Abstract

Contrast-enhanced spectral mammography to compare clinical efficacy of contrast-enhanced spectral mammography (CESM) and conventional digital mammography (MMG) with histopathology as gold standard in dense breasts. A total of 143 breasts of 72 women who underwent CESM and MMG between 2011 and 2014 at Showa University Hospital were analyzed. 129 (90.2%) of 143 breasts revealed dense breasts on MMG. 58 (40.6%) of 143 breasts were diagnosed with breast cancer at histopathology. The remaining 85 breasts were diagnosed with benign findings after image assessments and/or core needle biopsy.

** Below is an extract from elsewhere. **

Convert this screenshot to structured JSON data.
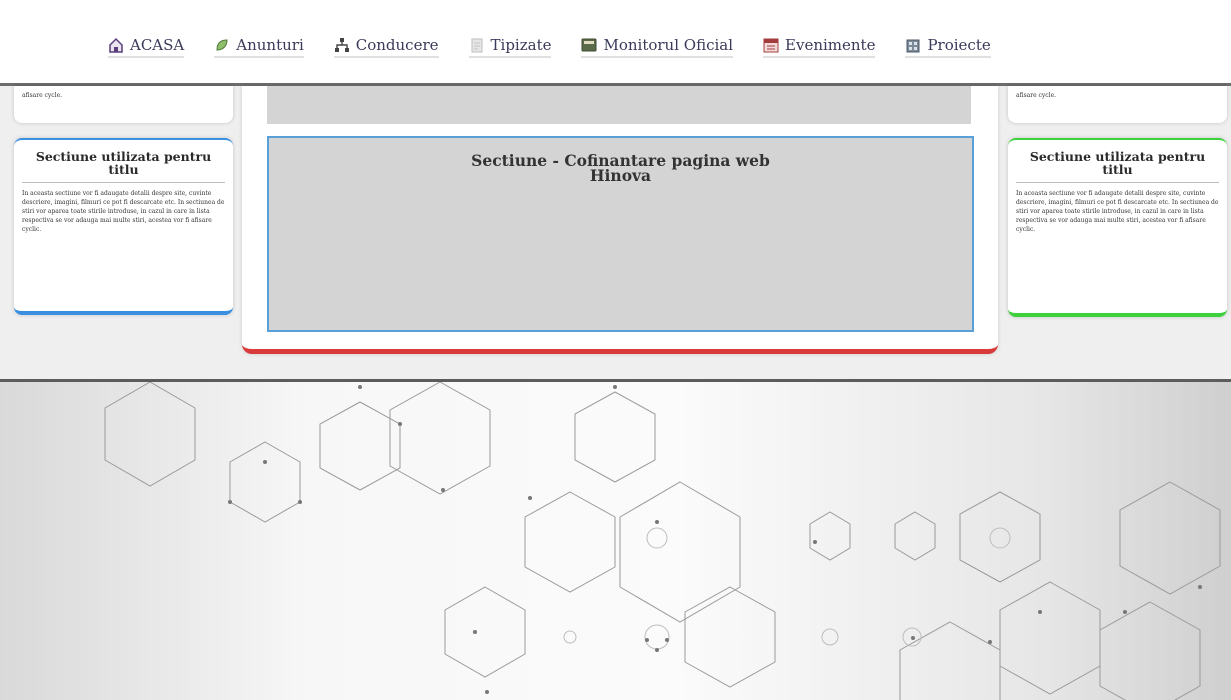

CESM revealed 8 false-negative cases among 58 breast cancer cases (sensitivity 86.2%) and 5 false-positive cases (specificity 94.1%). Accuracy was 90.9%. Conventional MMG was assessed true positive in 31 of 58 breast cancer cases (sensitivity 53.4%) and false positive in 12 cases (specificity 85.9%). Accuracy was 72.7%. Sensitivity (p<0.001), specificity (p=0.016) and accuracy (p<0.001) were significantly higher on CESM compared to MMG. MMG missed malignancy in 27 breasts. Of these, 25 were dense breasts. Of these 25, 20 (80.0%) breasts were positive on CESM. These findings suggest that CESM offers superior clinical performance compared to MMG. Use of CESM may decrease false negatives especially for women with dense breasts.